Peter Schiff: la criptovaluta cinese sostenuta dall'oro sconfiggerebbe Bitcoin

Il lancio da parte della Cina di una controparte digitale dello yuan supportata dall'oro metterebbe il Bitcoin (BTC) in una posizione svantaggiata: a sostenerlo è il gold bug Peter Schiff.

In un tweet del 2 novembre, Schiff, noto per il suo cinismo nei confronti di Bitcoin, ha tentato di contrastare le critiche alla sua posizione avanzate da Max Keiser.

Schiff a Keiser: l'ancoraggio all'oro batte BTC

"Secondo @maxkeiser sono un idiota perché penso che l'oro sia un denaro migliore di #Bitcoin", ha scritto.
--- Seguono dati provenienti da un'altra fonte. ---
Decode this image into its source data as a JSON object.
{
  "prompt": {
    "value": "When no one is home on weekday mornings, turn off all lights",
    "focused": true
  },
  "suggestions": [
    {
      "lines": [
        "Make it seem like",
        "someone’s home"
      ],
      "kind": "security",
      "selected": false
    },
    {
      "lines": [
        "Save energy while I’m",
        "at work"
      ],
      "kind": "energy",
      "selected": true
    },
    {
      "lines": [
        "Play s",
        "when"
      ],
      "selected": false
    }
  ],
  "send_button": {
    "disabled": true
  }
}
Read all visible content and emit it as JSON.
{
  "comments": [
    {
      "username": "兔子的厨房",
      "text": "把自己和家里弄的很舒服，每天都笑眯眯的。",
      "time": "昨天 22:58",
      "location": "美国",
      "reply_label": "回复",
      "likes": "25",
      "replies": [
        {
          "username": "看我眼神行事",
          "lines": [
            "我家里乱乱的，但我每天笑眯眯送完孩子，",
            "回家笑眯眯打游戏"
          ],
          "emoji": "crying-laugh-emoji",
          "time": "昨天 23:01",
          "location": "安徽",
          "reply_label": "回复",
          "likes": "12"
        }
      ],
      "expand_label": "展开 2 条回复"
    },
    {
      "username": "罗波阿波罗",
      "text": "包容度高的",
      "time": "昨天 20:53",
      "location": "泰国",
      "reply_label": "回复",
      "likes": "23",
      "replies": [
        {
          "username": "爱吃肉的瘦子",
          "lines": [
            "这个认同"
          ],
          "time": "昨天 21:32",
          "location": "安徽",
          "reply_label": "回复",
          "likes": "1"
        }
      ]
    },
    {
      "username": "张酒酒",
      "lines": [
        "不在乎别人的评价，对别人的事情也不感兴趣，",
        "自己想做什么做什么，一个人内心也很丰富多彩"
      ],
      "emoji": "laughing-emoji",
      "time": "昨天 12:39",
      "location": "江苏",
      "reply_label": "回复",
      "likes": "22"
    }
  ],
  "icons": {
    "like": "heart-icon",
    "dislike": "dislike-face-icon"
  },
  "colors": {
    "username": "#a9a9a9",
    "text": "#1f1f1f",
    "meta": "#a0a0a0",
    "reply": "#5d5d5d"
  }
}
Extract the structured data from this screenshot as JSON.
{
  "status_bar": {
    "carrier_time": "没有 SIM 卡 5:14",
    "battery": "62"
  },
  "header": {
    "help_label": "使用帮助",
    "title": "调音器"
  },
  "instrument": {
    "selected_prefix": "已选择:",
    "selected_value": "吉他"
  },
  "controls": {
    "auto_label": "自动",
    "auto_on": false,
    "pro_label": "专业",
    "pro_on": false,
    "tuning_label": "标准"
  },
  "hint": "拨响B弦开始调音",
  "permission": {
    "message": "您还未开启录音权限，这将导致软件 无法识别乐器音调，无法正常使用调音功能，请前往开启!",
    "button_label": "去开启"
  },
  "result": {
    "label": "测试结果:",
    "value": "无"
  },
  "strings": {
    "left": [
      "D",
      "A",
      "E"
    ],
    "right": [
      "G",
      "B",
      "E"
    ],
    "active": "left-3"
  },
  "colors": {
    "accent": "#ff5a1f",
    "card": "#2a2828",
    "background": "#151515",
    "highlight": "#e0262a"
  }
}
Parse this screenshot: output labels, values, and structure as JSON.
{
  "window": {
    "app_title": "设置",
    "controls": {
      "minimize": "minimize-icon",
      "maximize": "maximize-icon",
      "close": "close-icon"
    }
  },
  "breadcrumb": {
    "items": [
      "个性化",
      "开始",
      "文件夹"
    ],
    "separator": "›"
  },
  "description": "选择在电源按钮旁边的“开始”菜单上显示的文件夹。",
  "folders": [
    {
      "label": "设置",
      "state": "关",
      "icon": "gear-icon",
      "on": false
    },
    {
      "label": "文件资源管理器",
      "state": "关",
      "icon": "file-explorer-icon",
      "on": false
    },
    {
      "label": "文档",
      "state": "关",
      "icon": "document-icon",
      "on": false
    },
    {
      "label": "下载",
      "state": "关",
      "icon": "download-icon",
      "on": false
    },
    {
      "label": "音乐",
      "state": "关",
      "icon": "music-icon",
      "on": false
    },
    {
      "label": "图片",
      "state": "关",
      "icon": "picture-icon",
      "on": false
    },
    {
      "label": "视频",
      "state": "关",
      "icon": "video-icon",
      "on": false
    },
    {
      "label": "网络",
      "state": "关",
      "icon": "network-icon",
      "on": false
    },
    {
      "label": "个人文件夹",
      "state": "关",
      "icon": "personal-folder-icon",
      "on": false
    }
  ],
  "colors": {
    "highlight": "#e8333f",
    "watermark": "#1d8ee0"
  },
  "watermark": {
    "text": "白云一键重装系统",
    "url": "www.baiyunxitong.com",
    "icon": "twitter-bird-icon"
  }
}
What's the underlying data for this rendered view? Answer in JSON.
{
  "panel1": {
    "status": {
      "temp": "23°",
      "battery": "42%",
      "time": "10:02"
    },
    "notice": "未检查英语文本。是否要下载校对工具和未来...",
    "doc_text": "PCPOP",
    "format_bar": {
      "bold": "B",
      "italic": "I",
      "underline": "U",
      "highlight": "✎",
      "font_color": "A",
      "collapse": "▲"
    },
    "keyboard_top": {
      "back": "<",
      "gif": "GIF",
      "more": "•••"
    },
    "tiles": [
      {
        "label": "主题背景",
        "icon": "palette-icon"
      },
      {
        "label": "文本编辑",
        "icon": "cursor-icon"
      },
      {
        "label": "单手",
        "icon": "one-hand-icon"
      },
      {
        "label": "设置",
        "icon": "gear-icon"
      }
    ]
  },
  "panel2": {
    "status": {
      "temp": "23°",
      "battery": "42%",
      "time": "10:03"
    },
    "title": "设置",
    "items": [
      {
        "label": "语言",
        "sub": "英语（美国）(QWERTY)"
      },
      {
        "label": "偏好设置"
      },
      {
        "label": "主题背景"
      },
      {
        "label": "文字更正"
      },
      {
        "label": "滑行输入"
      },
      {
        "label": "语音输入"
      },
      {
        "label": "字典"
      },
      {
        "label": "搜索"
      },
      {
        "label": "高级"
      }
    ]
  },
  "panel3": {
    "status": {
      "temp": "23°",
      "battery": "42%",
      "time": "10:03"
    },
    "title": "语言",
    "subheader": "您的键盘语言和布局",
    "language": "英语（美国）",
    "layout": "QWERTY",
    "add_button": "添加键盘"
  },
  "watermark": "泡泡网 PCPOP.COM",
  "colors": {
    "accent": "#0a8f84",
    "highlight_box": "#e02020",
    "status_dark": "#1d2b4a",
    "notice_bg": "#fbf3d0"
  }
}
Come suo solito, Schiff ha anche ribadito che Bitcoin non ha alcun valore intrinseco:

"Sostiene inoltre che la Cina stia per lanciare una criptovaluta sostenuta dall'oro. Questo è uno sviluppo rialzista per l'oro e ribassista per Bitcoin. Una criptovaluta sostenuta dall'oro è molto meglio di una sostenuta dal nulla! ”

Keizer non ha risposto pubblicamente, anche perché non è stato molto attivo sui social media per tutto il mese di ottobre.

Un funzionario allude al ruolo dell'oro

Come riportato da Cointelegraph, la Cina sembra sempre più interessata ad emettere una valuta digitale sulla scia di Libra, il token di Facebook.

Su cosa sia basata non è ancora chiaro, ma nel mese scorso un ex funzionario del Congresso ha lasciato intendere che potrebbe venir ancorata alle riserve auree del Paese.

Nel frattempo, l'approvazione della tecnologia blockchain da parte del presidente Xi ha avuto un impatto positivo immediato sui mercati di Bitcoin. Tuttavia, i media locali hanno prontamente smorzato l'entusiasmo, avvisando i cittadini di non considerare il supporto del governo come un cambio di posizione sulla questione criptovalute.

Pechino ha infatti vietato il trading di criptovalute a settembre del 2017, e da allora la situazione non è cambiata, anche se pare che molti investitori stiano ricorrendo a diverse rampe d'accesso - una tra tutte la stablecoin Tether - per poter partecipare ai mercati.